A barista e sócia do Borsoi Café, de Recife, Paloma Amorim Cunha aponta outra questão importante quando se pretende entrar no mundo dos cafés especiais para tomar em casa: “Se é a primeira vez que você vai comprar cafés diferentes sem a orientação de um barista, não adianta sair do que está acostumado e mudar radicalmente, pois você provavelmente não vai gostar”. Por isso, vá aos poucos, comece por sabores e referências que já conhece, e vá ampliando o seu paladar e repertório com calma.
Café é para ser prazer
Quando as pessoas sabem que trabalhamos com café, é comum ouvir a pergunta: “Qual é o melhor café?”. E, não importa quanto de conhecimento se acumule, a resposta para isso é uma só, sempre: o melhor é aquele que você gosta, do jeito que você gosta.
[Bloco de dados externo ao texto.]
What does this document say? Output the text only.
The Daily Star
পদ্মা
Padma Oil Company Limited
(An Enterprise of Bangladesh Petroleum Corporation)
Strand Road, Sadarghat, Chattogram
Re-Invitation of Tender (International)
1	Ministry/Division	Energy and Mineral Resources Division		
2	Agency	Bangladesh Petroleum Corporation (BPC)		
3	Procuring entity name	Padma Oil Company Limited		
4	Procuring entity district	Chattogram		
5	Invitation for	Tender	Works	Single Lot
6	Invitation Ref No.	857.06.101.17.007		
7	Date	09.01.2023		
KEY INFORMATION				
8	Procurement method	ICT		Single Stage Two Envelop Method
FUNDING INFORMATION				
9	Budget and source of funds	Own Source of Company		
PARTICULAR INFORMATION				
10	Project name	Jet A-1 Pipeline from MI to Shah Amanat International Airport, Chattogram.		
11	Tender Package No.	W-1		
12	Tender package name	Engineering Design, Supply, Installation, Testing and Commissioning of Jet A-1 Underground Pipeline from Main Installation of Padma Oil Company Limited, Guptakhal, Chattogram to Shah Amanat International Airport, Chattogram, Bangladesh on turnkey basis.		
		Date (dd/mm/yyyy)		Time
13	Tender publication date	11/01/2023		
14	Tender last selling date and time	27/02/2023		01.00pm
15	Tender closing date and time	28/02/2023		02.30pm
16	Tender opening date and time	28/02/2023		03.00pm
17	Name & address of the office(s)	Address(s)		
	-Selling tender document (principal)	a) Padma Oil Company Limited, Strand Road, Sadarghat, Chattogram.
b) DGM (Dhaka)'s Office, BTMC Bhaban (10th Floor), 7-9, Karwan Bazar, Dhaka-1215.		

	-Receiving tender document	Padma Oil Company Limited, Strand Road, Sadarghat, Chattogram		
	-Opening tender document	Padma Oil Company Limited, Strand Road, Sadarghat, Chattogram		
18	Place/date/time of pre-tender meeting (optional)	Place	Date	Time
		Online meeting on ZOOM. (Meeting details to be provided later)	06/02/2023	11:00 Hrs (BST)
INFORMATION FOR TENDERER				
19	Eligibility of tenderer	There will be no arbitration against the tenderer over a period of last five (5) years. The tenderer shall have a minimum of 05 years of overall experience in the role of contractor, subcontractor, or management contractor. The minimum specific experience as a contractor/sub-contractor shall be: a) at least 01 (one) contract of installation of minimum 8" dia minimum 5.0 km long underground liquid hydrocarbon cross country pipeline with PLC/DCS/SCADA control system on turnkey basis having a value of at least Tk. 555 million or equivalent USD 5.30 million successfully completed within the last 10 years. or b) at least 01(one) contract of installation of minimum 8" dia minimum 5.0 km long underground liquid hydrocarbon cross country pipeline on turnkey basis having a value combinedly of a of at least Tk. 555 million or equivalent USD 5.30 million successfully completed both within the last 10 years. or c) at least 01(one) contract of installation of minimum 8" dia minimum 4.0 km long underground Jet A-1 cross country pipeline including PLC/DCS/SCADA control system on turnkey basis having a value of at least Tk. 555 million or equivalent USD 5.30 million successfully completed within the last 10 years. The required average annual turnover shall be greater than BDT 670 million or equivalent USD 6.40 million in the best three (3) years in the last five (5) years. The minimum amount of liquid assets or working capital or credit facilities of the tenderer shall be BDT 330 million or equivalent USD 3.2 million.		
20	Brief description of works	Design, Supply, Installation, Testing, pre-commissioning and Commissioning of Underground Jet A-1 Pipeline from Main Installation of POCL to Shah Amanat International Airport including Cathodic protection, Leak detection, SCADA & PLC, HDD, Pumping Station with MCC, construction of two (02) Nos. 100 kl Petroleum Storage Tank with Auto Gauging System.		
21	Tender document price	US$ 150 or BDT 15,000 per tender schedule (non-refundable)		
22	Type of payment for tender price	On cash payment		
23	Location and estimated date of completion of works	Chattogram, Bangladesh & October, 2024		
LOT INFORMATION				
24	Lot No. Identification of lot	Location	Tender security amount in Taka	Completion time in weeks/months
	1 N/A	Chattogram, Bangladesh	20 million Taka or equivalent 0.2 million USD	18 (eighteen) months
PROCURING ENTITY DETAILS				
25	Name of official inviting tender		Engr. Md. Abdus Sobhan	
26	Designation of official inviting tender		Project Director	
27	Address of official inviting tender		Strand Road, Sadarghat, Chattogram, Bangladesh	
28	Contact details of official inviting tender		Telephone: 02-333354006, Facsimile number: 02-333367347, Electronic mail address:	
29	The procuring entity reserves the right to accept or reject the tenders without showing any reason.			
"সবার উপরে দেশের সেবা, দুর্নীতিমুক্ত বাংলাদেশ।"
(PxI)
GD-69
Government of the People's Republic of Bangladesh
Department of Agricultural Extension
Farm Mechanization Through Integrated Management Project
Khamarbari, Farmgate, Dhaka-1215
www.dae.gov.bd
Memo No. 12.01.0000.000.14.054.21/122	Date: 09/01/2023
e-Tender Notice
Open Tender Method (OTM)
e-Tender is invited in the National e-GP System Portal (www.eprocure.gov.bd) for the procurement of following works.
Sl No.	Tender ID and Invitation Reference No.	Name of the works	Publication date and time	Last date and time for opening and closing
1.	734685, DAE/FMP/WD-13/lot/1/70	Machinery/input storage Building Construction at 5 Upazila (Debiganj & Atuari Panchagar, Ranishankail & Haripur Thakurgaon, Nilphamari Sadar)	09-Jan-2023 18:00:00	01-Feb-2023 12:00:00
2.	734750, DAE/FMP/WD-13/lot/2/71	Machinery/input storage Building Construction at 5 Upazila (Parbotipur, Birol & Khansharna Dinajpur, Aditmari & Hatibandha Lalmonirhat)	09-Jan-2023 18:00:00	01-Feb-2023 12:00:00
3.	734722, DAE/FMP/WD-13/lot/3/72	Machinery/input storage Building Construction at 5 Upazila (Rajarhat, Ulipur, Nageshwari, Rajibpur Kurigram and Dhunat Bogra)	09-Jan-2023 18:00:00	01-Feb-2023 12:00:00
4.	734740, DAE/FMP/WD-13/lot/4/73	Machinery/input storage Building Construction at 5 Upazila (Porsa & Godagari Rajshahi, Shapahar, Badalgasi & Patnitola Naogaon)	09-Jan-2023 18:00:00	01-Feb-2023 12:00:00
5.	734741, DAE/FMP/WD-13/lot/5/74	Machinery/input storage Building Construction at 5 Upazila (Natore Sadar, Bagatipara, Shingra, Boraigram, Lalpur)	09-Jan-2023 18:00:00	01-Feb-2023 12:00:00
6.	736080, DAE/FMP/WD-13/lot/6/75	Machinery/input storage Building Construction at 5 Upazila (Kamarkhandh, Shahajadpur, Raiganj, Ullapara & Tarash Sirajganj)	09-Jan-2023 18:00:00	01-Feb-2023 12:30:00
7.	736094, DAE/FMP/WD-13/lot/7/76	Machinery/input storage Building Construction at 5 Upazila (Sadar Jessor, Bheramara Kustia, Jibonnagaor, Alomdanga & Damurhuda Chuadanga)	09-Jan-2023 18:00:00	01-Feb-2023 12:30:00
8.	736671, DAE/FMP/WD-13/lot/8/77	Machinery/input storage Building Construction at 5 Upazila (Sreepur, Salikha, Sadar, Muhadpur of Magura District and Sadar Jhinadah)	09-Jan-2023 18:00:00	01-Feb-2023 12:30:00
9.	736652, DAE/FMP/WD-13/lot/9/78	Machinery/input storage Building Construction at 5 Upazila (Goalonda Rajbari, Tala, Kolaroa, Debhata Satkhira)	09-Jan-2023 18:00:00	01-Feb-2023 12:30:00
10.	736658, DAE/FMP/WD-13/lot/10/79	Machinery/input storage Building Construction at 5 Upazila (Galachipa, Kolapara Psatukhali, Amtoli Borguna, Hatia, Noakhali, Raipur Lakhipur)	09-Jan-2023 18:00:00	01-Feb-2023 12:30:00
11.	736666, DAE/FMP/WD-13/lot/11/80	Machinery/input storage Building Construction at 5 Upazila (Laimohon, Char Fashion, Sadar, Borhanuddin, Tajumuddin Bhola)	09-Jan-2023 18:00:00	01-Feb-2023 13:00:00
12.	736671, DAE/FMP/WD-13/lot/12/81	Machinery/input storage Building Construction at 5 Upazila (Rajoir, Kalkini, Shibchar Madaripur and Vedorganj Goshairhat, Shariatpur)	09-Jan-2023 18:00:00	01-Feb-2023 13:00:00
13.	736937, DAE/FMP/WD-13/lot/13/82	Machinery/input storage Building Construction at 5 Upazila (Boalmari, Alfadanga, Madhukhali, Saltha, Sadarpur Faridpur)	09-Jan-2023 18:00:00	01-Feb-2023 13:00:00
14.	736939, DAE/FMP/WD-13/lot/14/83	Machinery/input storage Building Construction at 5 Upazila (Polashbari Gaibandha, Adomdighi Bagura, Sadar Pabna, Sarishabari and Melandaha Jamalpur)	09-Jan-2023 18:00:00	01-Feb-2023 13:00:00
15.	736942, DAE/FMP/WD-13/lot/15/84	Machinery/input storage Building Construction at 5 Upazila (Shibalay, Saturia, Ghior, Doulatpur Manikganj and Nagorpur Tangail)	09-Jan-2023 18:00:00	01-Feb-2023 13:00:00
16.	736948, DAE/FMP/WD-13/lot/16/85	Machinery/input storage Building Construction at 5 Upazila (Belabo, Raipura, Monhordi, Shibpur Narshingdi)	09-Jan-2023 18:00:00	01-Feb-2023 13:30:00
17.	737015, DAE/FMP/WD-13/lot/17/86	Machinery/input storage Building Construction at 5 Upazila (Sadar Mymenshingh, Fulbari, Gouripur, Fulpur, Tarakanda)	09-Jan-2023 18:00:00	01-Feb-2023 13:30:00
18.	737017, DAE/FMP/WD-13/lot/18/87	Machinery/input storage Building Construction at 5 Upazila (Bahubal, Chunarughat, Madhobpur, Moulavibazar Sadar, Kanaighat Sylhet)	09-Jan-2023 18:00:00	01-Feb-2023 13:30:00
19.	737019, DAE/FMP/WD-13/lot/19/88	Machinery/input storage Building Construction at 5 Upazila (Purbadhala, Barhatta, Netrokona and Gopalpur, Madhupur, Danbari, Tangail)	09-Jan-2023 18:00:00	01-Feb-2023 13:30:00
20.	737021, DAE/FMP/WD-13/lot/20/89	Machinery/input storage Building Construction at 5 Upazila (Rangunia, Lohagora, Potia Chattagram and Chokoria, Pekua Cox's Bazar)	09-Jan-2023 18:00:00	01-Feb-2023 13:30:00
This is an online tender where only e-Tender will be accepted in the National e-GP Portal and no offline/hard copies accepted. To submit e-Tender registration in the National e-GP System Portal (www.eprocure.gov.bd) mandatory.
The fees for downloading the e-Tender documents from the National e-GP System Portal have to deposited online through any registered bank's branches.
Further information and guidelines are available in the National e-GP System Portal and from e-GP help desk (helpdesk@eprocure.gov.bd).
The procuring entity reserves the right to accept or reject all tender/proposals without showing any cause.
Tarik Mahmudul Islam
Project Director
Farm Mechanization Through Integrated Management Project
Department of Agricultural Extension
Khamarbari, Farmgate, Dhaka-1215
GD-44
Com açúcar ou sem, com leite ou sem, do jeito que for.
“Trabalho com cafés especiais e quero que todo mundo tome cafés melhores e gostosos. Mas café tem de acolher e não afastar”, diz Paloma, do Borsoi.
Para Letícia, do Futuro Refeitório, existe o mundo das supertécnicas específicas e avançadas e existe a vida real. “Tem hora que tudo o que se quer é um café gostoso, não importa saber muita coisa sobre ele. Por isso é legal respeitar as suas sensações quando tomar uma xícara”. Karla Lima, da Akan, complementa: “O café fica cada vez mais legal quanto mais a gente conhece. Aí não tem um melhor café, tem um monte deles”.
“Café é um prazer ainda permitido, ao menos para a classe média. É claro que se pode pesquisar e aprofundar os conhecimentos, mas não precisa virar algo chato. É bom ter cuidado com isso. Café é uma comfort food e tudo o que a gente quer no fundo é que ele abrace a gente”, resume a consultora Eliana Relvas.